財界の身勝手な要望を丸のみしようとする小泉「構造改革」は、国民に「痛み」につぐ「痛み」を与えるものにしかなりません。
■きっぱり対決 共産党
■「痛み」後押しした民主党
日本共産党は小泉「構造改革」の最初から「国民生活を痛めつけ、日本経済を大不況につきおとした、すでに破たんが証明された路線」(志位和夫委員長、二〇〇一年五月)ときっぱり反対を表明し、家計を直接温める対策を求めてきました。
当初、「改革」の最優先課題とされた「不良債権の早期最終処理」については、大倒産と失業の激化を招くと、民間シンクタンクの試算も示して追及してきました。その後の中小企業の倒産、失業者の増大は、この警告の正しさを示しました。

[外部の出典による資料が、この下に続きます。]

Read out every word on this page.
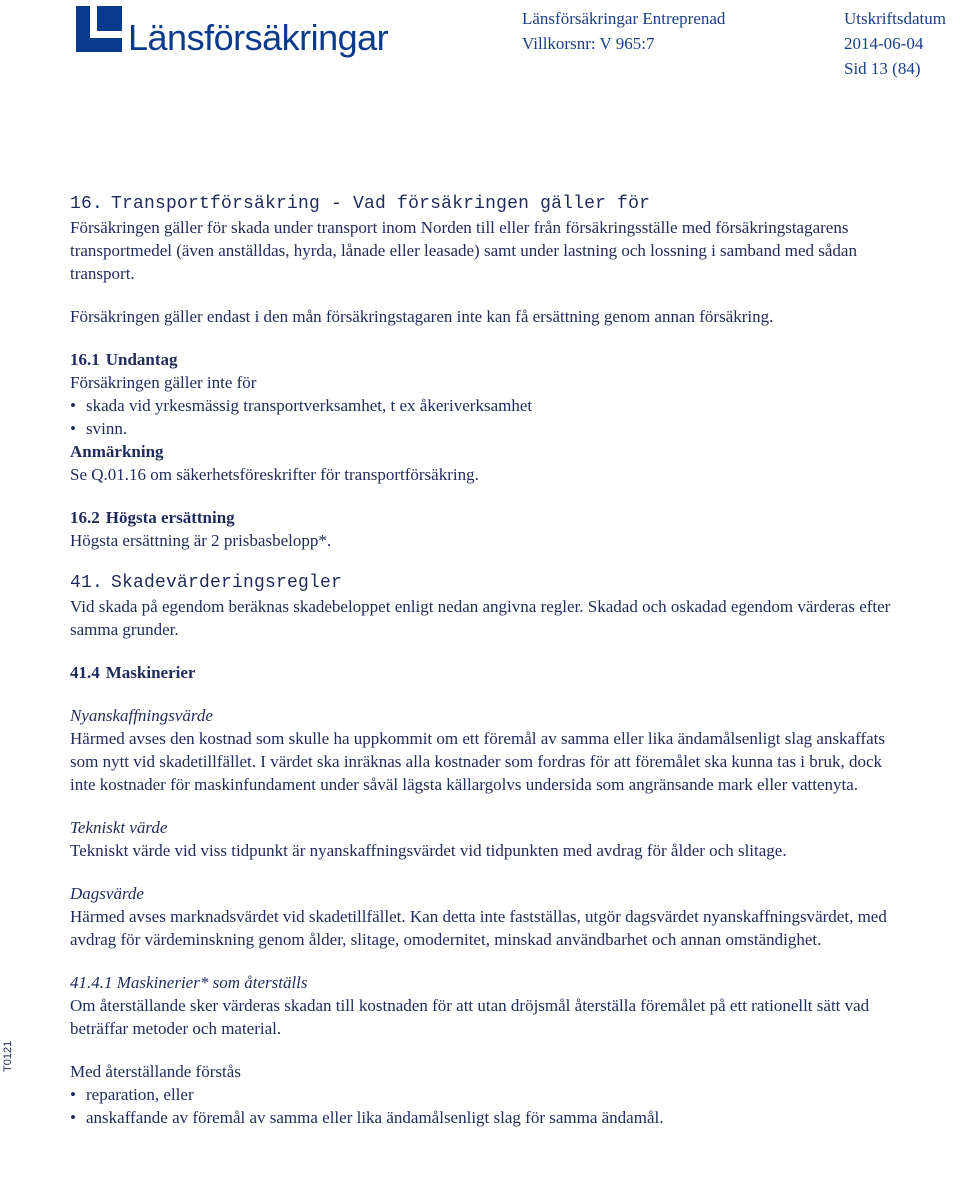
Länsförsäkringar	Länsförsäkringar Entreprenad
Villkorsnr: V 965:7
Utskriftsdatum
2014-06-04
Sid 13 (84)

16. Transportförsäkring - Vad försäkringen gäller för

Försäkringen gäller för skada under transport inom Norden till eller från försäkringsställe med försäkringstagarens transportmedel (även anställdas, hyrda, lånade eller leasade) samt under lastning och lossning i samband med sådan transport.

Försäkringen gäller endast i den mån försäkringstagaren inte kan få ersättning genom annan försäkring.

16.1 Undantag

Försäkringen gäller inte för

• skada vid yrkesmässig transportverksamhet, t ex åkeriverksamhet
• svinn.

Anmärkning

Se Q.01.16 om säkerhetsföreskrifter för transportförsäkring.

16.2 Högsta ersättning

Högsta ersättning är 2 prisbasbelopp*.

41. Skadevärderingsregler

Vid skada på egendom beräknas skadebeloppet enligt nedan angivna regler. Skadad och oskadad egendom värderas efter samma grunder.

41.4 Maskinerier

Nyanskaffningsvärde

Härmed avses den kostnad som skulle ha uppkommit om ett föremål av samma eller lika ändamålsenligt slag anskaffats som nytt vid skadetillfället. I värdet ska inräknas alla kostnader som fordras för att föremålet ska kunna tas i bruk, dock inte kostnader för maskinfundament under såväl lägsta källargolvs undersida som angränsande mark eller vattenyta.

Tekniskt värde

Tekniskt värde vid viss tidpunkt är nyanskaffningsvärdet vid tidpunkten med avdrag för ålder och slitage.

Dagsvärde

Härmed avses marknadsvärdet vid skadetillfället. Kan detta inte fastställas, utgör dagsvärdet nyanskaffningsvärdet, med avdrag för värdeminskning genom ålder, slitage, omodernitet, minskad användbarhet och annan omständighet.

41.4.1 Maskinerier* som återställs

Om återställande sker värderas skadan till kostnaden för att utan dröjsmål återställa föremålet på ett rationellt sätt vad beträffar metoder och material.

Med återställande förstås

• reparation, eller
• anskaffande av föremål av samma eller lika ändamålsenligt slag för samma ändamål.
T0121
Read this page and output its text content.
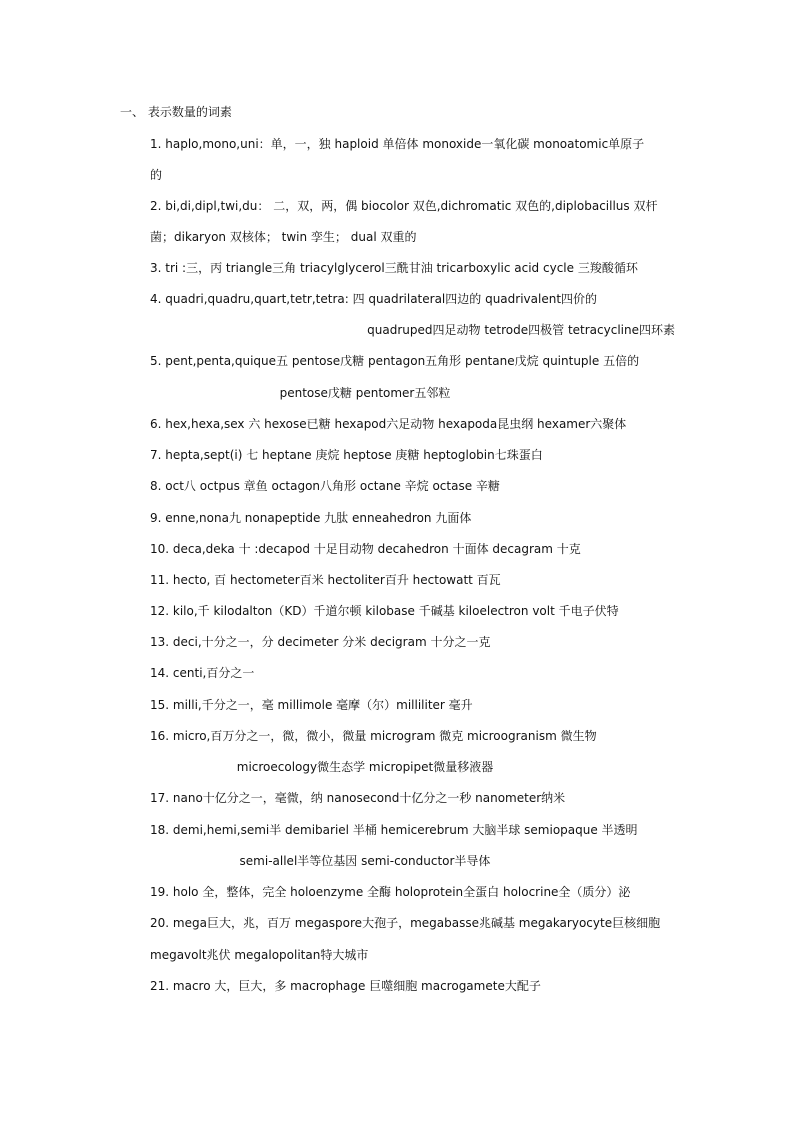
一、 表示数量的词素
1. haplo,mono,uni：单，一，独 haploid 单倍体 monoxide一氧化碳 monoatomic单原子
的
2. bi,di,dipl,twi,du： 二，双，两，偶 biocolor 双色,dichromatic 双色的,diplobacillus 双杆
菌；dikaryon 双核体； twin 孪生； dual 双重的
3. tri :三，丙 triangle三角 triacylglycerol三酰甘油 tricarboxylic acid cycle 三羧酸循环
4. quadri,quadru,quart,tetr,tetra: 四 quadrilateral四边的 quadrivalent四价的
quadruped四足动物 tetrode四极管 tetracycline四环素
5. pent,penta,quique五 pentose戊糖 pentagon五角形 pentane戊烷 quintuple 五倍的
pentose戊糖 pentomer五邻粒
6. hex,hexa,sex 六 hexose已糖 hexapod六足动物 hexapoda昆虫纲 hexamer六聚体
7. hepta,sept(i) 七 heptane 庚烷 heptose 庚糖 heptoglobin七珠蛋白
8. oct八 octpus 章鱼 octagon八角形 octane 辛烷 octase 辛糖
9. enne,nona九 nonapeptide 九肽 enneahedron 九面体
10. deca,deka 十 :decapod 十足目动物 decahedron 十面体 decagram 十克
11. hecto, 百 hectometer百米 hectoliter百升 hectowatt 百瓦
12. kilo,千 kilodalton（KD）千道尔顿 kilobase 千碱基 kiloelectron volt 千电子伏特
13. deci,十分之一，分 decimeter 分米 decigram 十分之一克
14. centi,百分之一
15. milli,千分之一，毫 millimole 毫摩（尔）milliliter 毫升
16. micro,百万分之一，微，微小，微量 microgram 微克 microogranism 微生物
microecology微生态学 micropipet微量移液器
17. nano十亿分之一，毫微，纳 nanosecond十亿分之一秒 nanometer纳米
18. demi,hemi,semi半 demibariel 半桶 hemicerebrum 大脑半球 semiopaque 半透明
semi-allel半等位基因 semi-conductor半导体
19. holo 全，整体，完全 holoenzyme 全酶 holoprotein全蛋白 holocrine全（质分）泌
20. mega巨大，兆，百万 megaspore大孢子，megabasse兆碱基 megakaryocyte巨核细胞
megavolt兆伏 megalopolitan特大城市
21. macro 大，巨大，多 macrophage 巨噬细胞 macrogamete大配子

社会保障の連続改悪にも、その本質を明らかにして反対してきました。
これにたいして民主党は「改革のスピードを競い合うことは、やぶさかでない」(鳩山由紀夫代表=当時、〇一年五月)「社会保障改革においても、痛みを伴うことはやむを得ない」(枝野幸男政調会長=当時、同前)とのべ、国民に「痛み」を強いる小泉「改革」を後押ししました。
いまでも民主党の岡田克也代表は「小泉さんが四年前にいう政策を聞いて驚いた。かなりのものが民主党の政策だった」とのべ、「構造改革」断行の立場から「数々の改革が不発に終わった」ことを問題にしています。